Снег сойдет — и зацветут в степи маки, целые моря пламенеющих маков, да каких
же крупных, — или так только казалось по тогдашней малости? Рыба — осетр длиной
в лодку или там белуга, голова не помещалась на корме, и все фотографировались
рядом с нею. Когда шла селедка, в косяк можно было багор воткнуть, и двигаться
вместе с рыбой, не падая; а крупная вобла с конца апреля по начало мая
цеплялась по три штуки на самодур. И верблюды, как
желтые холмы, на окраинах…
Ему
вдруг вспомнилось, как было смешно, когда передвижной зоопарк привез в город
такого привычного здесь верблюда, потом припомнилась поездка с родителями на
соленое озеро Баскунчак с летящими над его сверкающим простором лебедями, и
вспомнились розовые фламинго на отмели, и зачем-то возвратилось то давно уж не
нужное знание, что для полива садов и огородов воду в Старокучергановку
завозят в цистернах, потому что из тамошних
артезианских колодцев идет только горько-соленая вода…
Кормакову
стало хорошо — от воспоминаний и непривычной бездумной праздности, да и город,
уютный, с его тенистыми скверами, повсеместными ресторанчиками и шашлычными аль фреско, шикарным кафе «Шарлау» на месте старой кондитерской и отреставрированными
особняками прославленных своей благотворительностью русских, татарских и
армянских купцов тешил и подогревал волшебными иллюзиями налетевшее на Кормакова благодушие — ему сызнова, как бывало в пасмурном
Брюсселе, явилась настырная мысль о том, что неплохо было бы вернуться на
родину и провести в теплой Астрахани остаток дней, и Кормаков
не тотчас и отогнал ее, как нечто несусветное и чересчур уж простосердечное. Главное, люди были как люди, не слишком хмурые и вовсе не злые, а
некоторые даже и веселые: они шли мимо Кормакова по
своим неизвестным, но, наверное, важным делам и побегушкам, сидели в открытых
кафе и городских садах, покупали с уличных стендов дешевые, уж наверняка
пиратские CD и DVD-диски, а одна светло-русая девочка, лет десяти, в
открывающей чистый лобик красной вязаной шапочке играла на флейте
мелодию из фильма «Титаник».
То
есть, это Кормакову показалось, что на флейте, а на
деле оказалось, что на курае — татарской свирели,
переливного журчания которой давно уже не слыхивал загулявший за бугром Кормаков.
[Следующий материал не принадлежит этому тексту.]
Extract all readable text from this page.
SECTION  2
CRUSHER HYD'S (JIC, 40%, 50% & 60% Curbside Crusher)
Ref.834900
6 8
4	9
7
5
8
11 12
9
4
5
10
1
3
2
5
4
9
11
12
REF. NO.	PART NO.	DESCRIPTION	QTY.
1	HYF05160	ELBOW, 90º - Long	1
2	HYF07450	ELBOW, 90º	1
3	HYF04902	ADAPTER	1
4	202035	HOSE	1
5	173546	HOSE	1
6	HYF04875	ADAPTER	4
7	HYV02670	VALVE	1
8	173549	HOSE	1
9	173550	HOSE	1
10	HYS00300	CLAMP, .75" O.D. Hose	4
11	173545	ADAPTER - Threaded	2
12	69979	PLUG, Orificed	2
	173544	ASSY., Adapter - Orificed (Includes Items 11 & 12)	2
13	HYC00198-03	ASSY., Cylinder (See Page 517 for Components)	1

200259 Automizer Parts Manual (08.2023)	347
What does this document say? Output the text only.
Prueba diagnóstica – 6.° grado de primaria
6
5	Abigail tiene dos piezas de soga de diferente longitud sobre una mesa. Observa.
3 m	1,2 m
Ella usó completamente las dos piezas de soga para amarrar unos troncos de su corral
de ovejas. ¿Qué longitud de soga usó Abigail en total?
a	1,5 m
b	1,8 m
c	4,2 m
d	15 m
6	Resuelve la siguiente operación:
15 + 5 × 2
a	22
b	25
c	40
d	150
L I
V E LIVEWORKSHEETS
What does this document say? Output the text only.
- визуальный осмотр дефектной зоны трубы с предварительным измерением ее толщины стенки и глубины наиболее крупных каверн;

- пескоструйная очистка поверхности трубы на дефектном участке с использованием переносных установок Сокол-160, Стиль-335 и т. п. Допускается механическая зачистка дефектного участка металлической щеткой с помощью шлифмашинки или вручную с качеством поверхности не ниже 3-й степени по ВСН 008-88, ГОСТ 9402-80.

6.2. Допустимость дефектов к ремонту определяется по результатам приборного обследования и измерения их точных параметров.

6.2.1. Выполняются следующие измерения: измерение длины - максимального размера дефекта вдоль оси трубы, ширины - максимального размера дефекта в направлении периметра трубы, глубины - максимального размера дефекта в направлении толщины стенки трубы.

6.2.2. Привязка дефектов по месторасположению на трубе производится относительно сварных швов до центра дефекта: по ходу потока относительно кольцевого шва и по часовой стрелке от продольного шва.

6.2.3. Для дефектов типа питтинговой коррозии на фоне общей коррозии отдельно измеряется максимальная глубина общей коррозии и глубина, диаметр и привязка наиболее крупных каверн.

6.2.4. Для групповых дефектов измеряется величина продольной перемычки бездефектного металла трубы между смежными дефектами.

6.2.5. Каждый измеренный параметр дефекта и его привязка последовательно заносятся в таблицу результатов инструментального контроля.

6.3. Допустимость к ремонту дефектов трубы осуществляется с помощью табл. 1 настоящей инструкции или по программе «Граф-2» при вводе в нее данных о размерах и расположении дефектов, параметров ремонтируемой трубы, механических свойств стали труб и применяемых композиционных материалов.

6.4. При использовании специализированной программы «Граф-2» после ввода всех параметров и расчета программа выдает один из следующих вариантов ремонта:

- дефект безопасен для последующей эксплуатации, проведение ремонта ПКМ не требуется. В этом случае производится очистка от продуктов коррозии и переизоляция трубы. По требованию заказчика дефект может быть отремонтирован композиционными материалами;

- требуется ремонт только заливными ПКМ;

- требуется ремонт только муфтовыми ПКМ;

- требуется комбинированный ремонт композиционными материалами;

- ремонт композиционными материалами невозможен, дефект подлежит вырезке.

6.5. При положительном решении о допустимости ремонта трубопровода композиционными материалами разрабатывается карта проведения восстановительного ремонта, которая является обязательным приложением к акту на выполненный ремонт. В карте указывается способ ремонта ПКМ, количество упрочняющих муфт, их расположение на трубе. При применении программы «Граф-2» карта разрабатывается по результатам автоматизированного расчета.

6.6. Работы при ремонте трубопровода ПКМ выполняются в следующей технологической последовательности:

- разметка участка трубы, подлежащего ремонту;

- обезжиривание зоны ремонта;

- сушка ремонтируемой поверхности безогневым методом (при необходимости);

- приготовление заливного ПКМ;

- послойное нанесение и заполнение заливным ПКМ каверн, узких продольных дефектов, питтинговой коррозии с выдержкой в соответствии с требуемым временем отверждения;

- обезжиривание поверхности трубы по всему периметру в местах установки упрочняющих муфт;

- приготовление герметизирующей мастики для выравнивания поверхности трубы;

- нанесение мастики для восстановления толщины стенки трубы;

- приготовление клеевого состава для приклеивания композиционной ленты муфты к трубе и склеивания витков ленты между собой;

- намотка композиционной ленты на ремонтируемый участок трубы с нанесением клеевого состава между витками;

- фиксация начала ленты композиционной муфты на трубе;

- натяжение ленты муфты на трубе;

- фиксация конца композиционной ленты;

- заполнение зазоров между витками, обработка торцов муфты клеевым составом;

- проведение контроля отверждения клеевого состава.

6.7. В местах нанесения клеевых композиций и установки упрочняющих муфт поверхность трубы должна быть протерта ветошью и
Он, грешным делом, сначала
подумал, что это прекрасное, но современное дитя, подобно бельгийским уличным лабухам, дудит в этом сквозном, выходящем на Кутум сквере
за деньги и даже заранее нащупал в кармане своих белых штанов какую-то рублевую
мелочь, однако тотчас же увидел, что девочка не одна: на серой скамейке рядом с
ней сидела еще совсем не старая женщина в белом платье и тут же стояло
на колесах высокое инвалидное креслице с еще одним удивительным существом. Это,
догадался Кормаков, единое семейство, и Красная
шапочка с татарской дудочкой, должно быть, была старшая сестренка той малышки,
что сидела в коляске. Только подойдя ближе, он разглядел, что дело обстояло
совсем наоборот: крохотное создание с невесомым кукольным тельцем и
миниатюрными ручками оказалось как раз старшей сестрой… По
обрамленному длинными прямыми волосами лицу, по ее страдательному лику с
огромными влажно-черными глазами и по золотому перстню с зеленым камушком на
крошечном безымянном пальчике Кормаков определил, что
малышке в креслице не меньше семнадцати лет, да так оно и вышло, потому что ее
матери явно захотелось поговорить со странным прохожим в широкой шляпе.
Он
подсел на скамейку — разговорились.
—
Она у нас даже на Эльбрус поднималась, — гордо рассказывала женщина. — Мы,
знаете, каждый год ездим в Пятигорск, в санаторий, и вот один раз Земфира (мою
старшую Земфирой зовут, а младшенькую — Айнур, а меня
— Сания) увидела на закате двойную вершину Эльбруса и
говорит: «Энием (это мама по-татарски), энием, хочу, говорит, туда!» А для меня
что она ни захочет — уже давно закон. Думала-думала (я ведь сама врач, а ей сколько всего надо на всякий случай), но — решилась.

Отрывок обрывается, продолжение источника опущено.